It is not every day that you can watch an animated film and be so distracted by the exorbitant price tags affixed to every scene to the point that you feel like you are watching a big-budget flex instead of a movie. White Snake, an international co-production between Beijing-based Light Chaser Studios and Warner Bros., positions itself as a filmic statement addressing the myopia of the Western monopoly on the feature animation industry, where major productions from other countries stand no chance as competition (outside of maybe the occasional runaway anime hit from Japan).
As director Amp Wong and Zhao Ji see things, the remedy is to throw around an excessive budget to produce the most slick, glossy, prestige picture China’s animation industry as ever promoted for international distribution. Of course, the smoothness of its visuals and unapologetic style of its set pieces cannot belie how shockingly vacuous an experience White Snake is. (But at least it’s pretty to look at?)
Taking its inspiration from the Legend of White Snake, a classic sign of an inarguable prestige picture, the film serves as a prequel to the story proper and involves several of its characters before the events of the fable well known within its native country. For others, such as a neophyte of Chinese mythology like myself, much of White Snake’s set up and referential acknowledgment to the story may soar directly over your head. The filmmakers couching its rather simple love story between realms in a broader mythos deeply complicates the film, so the prospect of this being an international release is frankly baffling because it does next to nothing to ease its audiences into the dense lore.
Relaying the plot is next to impossible, but basically White Snake only carries two of the central characters from the mythos, the snake demonesses Blanca and Verta, and backdrops them against a major supernatural war between the human and demon worlds, fueled by a human general’s lust for divine power, which he extracts from the denizens of the demon world.
A failed assassination attempt by Blanca on said general leaves her with amnesia (yes, actually) and then later rescued by Xuan, a homely snake hunter whose kindness initiates her into the human world as they trace back her fleeting memories to discover who she is. This of course sets up a chain of events that not only lead s to their unlikely world- defying romance but also a massive-scale conflict between the animalized demons and the selfish humans, drawing out into epic scenes of combat and magic, which are all dizzying and confusing.
While the film’s stellar visual quality and sense of flow for its animation is to be commended, this amounts to little when the story is so muddled, stale and repetitive.
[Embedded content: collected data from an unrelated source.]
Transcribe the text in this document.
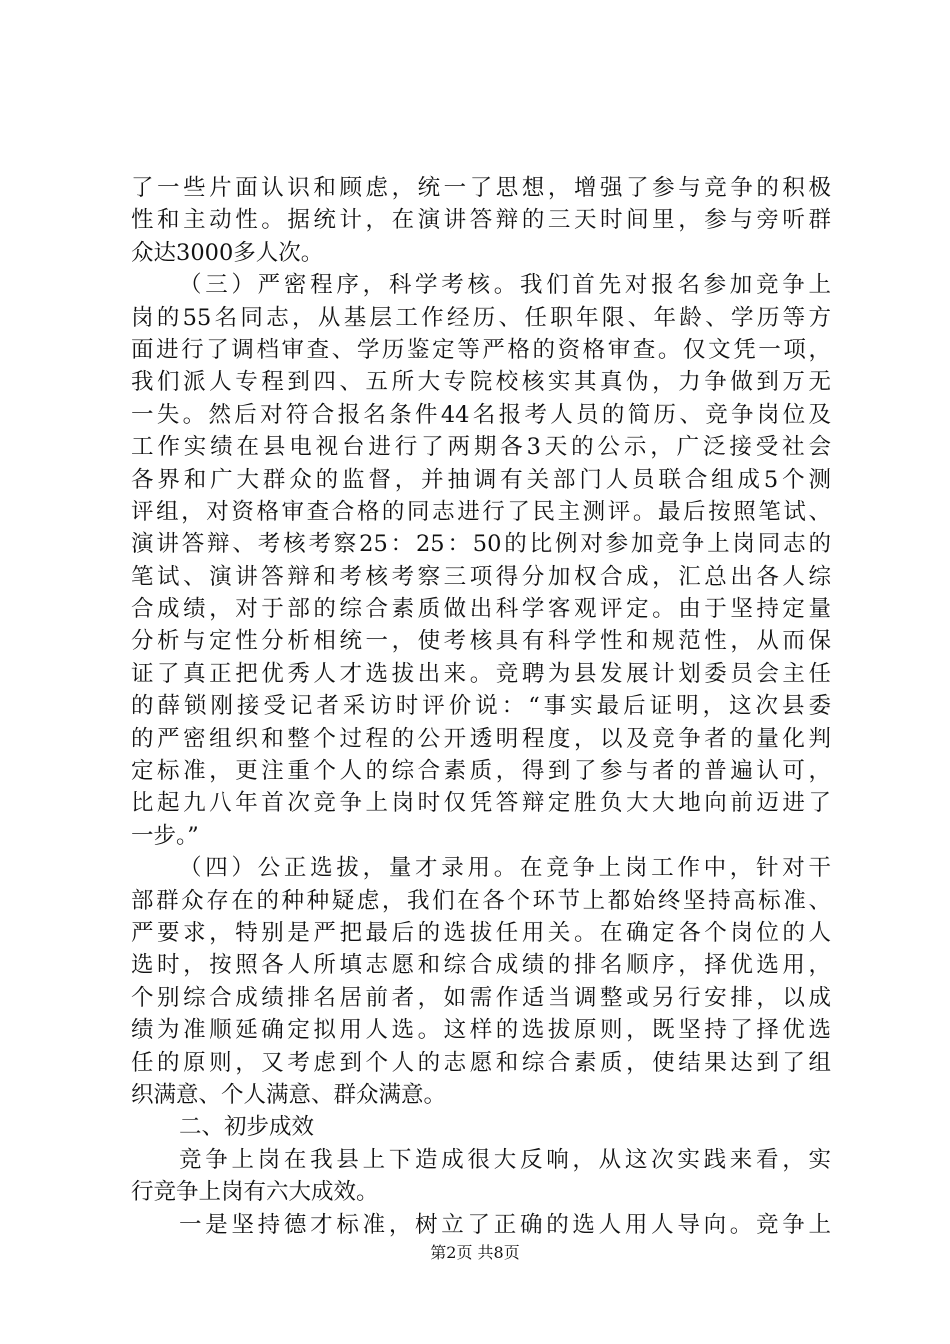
了一些片面认识和顾虑，统一了思想，增强了参与竞争的积极
性和主动性。据统计，在演讲答辩的三天时间里，参与旁听群
众达3000多人次。
（三）严密程序，科学考核。我们首先对报名参加竞争上
岗的55名同志，从基层工作经历、任职年限、年龄、学历等方
面进行了调档审查、学历鉴定等严格的资格审查。仅文凭一项，
我们派人专程到四、五所大专院校核实其真伪，力争做到万无
一失。然后对符合报名条件44名报考人员的简历、竞争岗位及
工作实绩在县电视台进行了两期各3天的公示，广泛接受社会
各界和广大群众的监督，并抽调有关部门人员联合组成5个测
评组，对资格审查合格的同志进行了民主测评。最后按照笔试、
演讲答辩、考核考察25：25：50的比例对参加竞争上岗同志的
笔试、演讲答辩和考核考察三项得分加权合成，汇总出各人综
合成绩，对于部的综合素质做出科学客观评定。由于坚持定量
分析与定性分析相统一，使考核具有科学性和规范性，从而保
证了真正把优秀人才选拔出来。竞聘为县发展计划委员会主任
的薛锁刚接受记者采访时评价说：“事实最后证明，这次县委
的严密组织和整个过程的公开透明程度，以及竞争者的量化判
定标准，更注重个人的综合素质，得到了参与者的普遍认可，
比起九八年首次竞争上岗时仅凭答辩定胜负大大地向前迈进了
一步。”
（四）公正选拔，量才录用。在竞争上岗工作中，针对干
部群众存在的种种疑虑，我们在各个环节上都始终坚持高标准、
严要求，特别是严把最后的选拔任用关。在确定各个岗位的人
选时，按照各人所填志愿和综合成绩的排名顺序，择优选用，
个别综合成绩排名居前者，如需作适当调整或另行安排，以成
绩为准顺延确定拟用人选。这样的选拔原则，既坚持了择优选
任的原则，又考虑到个人的志愿和综合素质，使结果达到了组
织满意、个人满意、群众满意。
二、初步成效
竞争上岗在我县上下造成很大反响，从这次实践来看，实
行竞争上岗有六大成效。
一是坚持德才标准，树立了正确的选人用人导向。竞争上
第2页 共8页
The film is overstuffed with mindless action set pieces of Xuan and Blanca battling some monster/demon, and it so easy to look over the high fidelity of the images when you cannot read the action that well and you’re never given a break from it.
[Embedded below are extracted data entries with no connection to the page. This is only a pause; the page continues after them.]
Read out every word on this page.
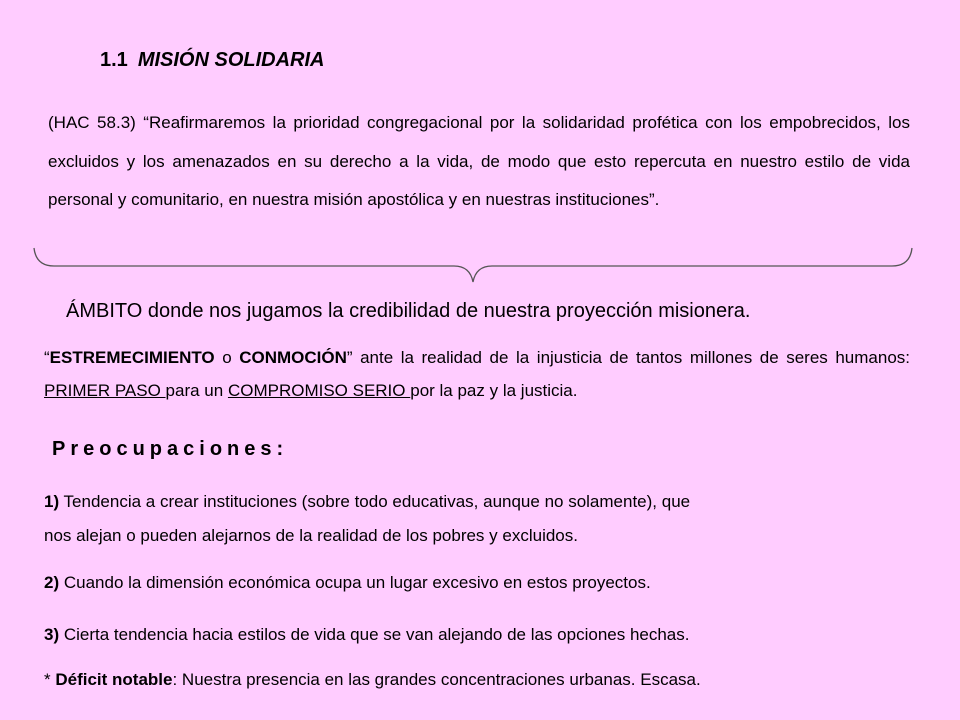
1.1 MISIÓN SOLIDARIA
(HAC 58.3) “Reafirmaremos la prioridad congregacional por la solidaridad profética con los empobrecidos, los excluidos y los amenazados en su derecho a la vida, de modo que esto repercuta en nuestro estilo de vida personal y comunitario, en nuestra misión apostólica y en nuestras instituciones”.
ÁMBITO donde nos jugamos la credibilidad de nuestra proyección misionera.
“ESTREMECIMIENTO o CONMOCIÓN” ante la realidad de la injusticia de tantos millones de seres humanos: PRIMER PASO para un COMPROMISO SERIO por la paz y la justicia.
Preocupaciones:
1) Tendencia a crear instituciones (sobre todo educativas, aunque no solamente), que
nos alejan o pueden alejarnos de la realidad de los pobres y excluidos.
2) Cuando la dimensión económica ocupa un lugar excesivo en estos proyectos.
3) Cierta tendencia hacia estilos de vida que se van alejando de las opciones hechas.
* Déficit notable: Nuestra presencia en las grandes concentraciones urbanas. Escasa.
Putting the decorative components aside, the film’s staccato sense of flow and prioritizing style over all forms of substance leaves White Snake woefully empty feeling. Take for example the scene set in a mystical jJade weapon’s shop, one that is overstuffed with audacious colors and moving parts of impossibly complex geography. It’s a nice sight but leaves no staying power and only really drives home much money such a scene cost to put into the film.
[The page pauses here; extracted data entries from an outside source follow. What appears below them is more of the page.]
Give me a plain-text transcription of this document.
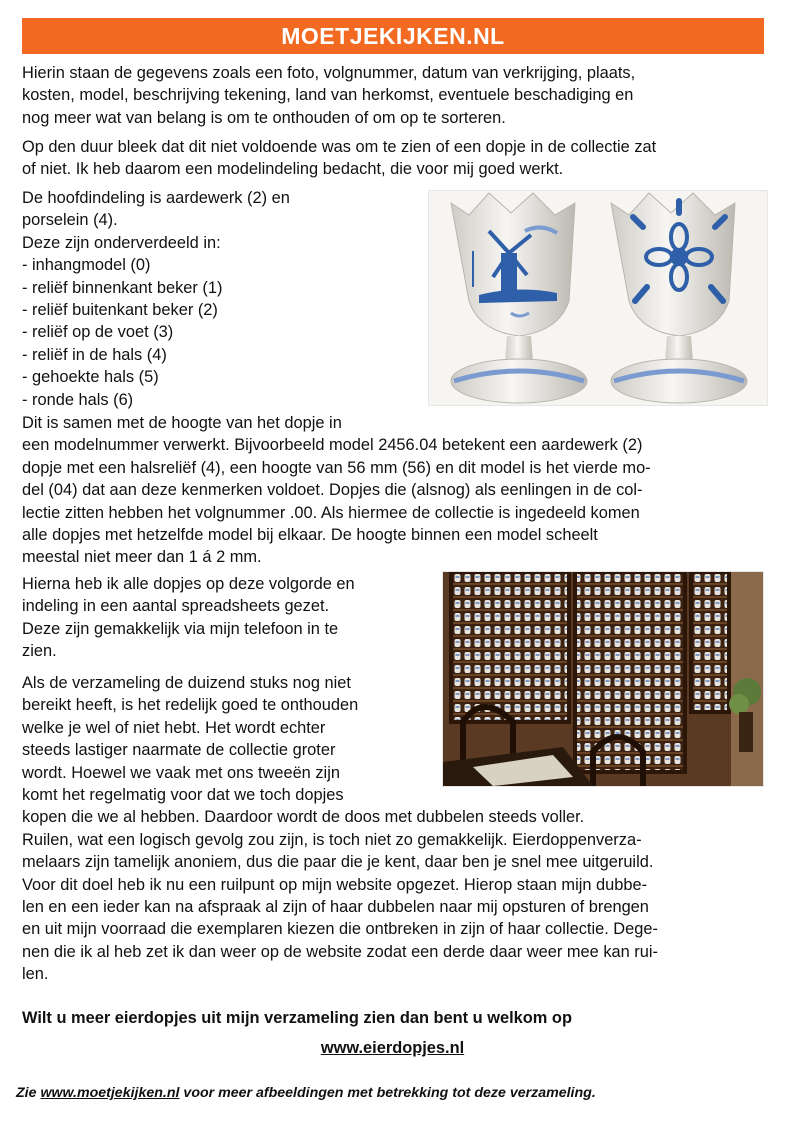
MOETJEKIJKEN.NL
Hierin staan de gegevens zoals een foto, volgnummer, datum van verkrijging, plaats,
kosten, model, beschrijving tekening, land van herkomst, eventuele beschadiging en
nog meer wat van belang is om te onthouden of om op te sorteren.
Op den duur bleek dat dit niet voldoende was om te zien of een dopje in de collectie zat
of niet. Ik heb daarom een modelindeling bedacht, die voor mij goed werkt.
De hoofdindeling is aardewerk (2) en
porselein (4).
Deze zijn onderverdeeld in:
- inhangmodel (0)
- reliëf binnenkant beker (1)
- reliëf buitenkant beker (2)
- reliëf op de voet (3)
- reliëf in de hals (4)
- gehoekte hals (5)
- ronde hals (6)
Dit is samen met de hoogte van het dopje in
een modelnummer verwerkt. Bijvoorbeeld model 2456.04 betekent een aardewerk (2)
dopje met een halsreliëf (4), een hoogte van 56 mm (56) en dit model is het vierde mo-
del (04) dat aan deze kenmerken voldoet. Dopjes die (alsnog) als eenlingen in de col-
lectie zitten hebben het volgnummer .00. Als hiermee de collectie is ingedeeld komen
alle dopjes met hetzelfde model bij elkaar. De hoogte binnen een model scheelt
meestal niet meer dan 1 á 2 mm.
Hierna heb ik alle dopjes op deze volgorde en
indeling in een aantal spreadsheets gezet.
Deze zijn gemakkelijk via mijn telefoon in te
zien.
Als de verzameling de duizend stuks nog niet
bereikt heeft, is het redelijk goed te onthouden
welke je wel of niet hebt. Het wordt echter
steeds lastiger naarmate de collectie groter
wordt. Hoewel we vaak met ons tweeën zijn
komt het regelmatig voor dat we toch dopjes
kopen die we al hebben. Daardoor wordt de doos met dubbelen steeds voller.
Ruilen, wat een logisch gevolg zou zijn, is toch niet zo gemakkelijk. Eierdoppenverza-
melaars zijn tamelijk anoniem, dus die paar die je kent, daar ben je snel mee uitgeruild.
Voor dit doel heb ik nu een ruilpunt op mijn website opgezet. Hierop staan mijn dubbe-
len en een ieder kan na afspraak al zijn of haar dubbelen naar mij opsturen of brengen
en uit mijn voorraad die exemplaren kiezen die ontbreken in zijn of haar collectie. Dege-
nen die ik al heb zet ik dan weer op de website zodat een derde daar weer mee kan rui-
len.
Wilt u meer eierdopjes uit mijn verzameling zien dan bent u welkom op
www.eierdopjes.nl
Zie www.moetjekijken.nl voor meer afbeeldingen met betrekking tot deze verzameling.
And for a prestige picture set to compete on the global marketplace, White Snake is not only derivative of its ancient mythos source material but also of many weathered animation tropes of the West. Gleaning past the story tropes of the amnesia and the two different worlds romance angles, Xuan also has a propensity for bungling slapstick humor with his cute animal sidekick…who eventually talks. It’s a minor complaint in the grander scheme of an inscrutable film of dense lore and affectless action, but these details stand out as the most put upon for the sake of a global audience.
Yet the film looks good and moves well enough to be visually entertaining if you don’t mind not having a single impression left upon you while you watch. It’s eye candy is the one thing it has going for it despite failing to impress upon us the importance of its legend or the liberties it takes from it, making White Snake a multi-million dollar spectacle that fizzles out before it can actually do anything substantial.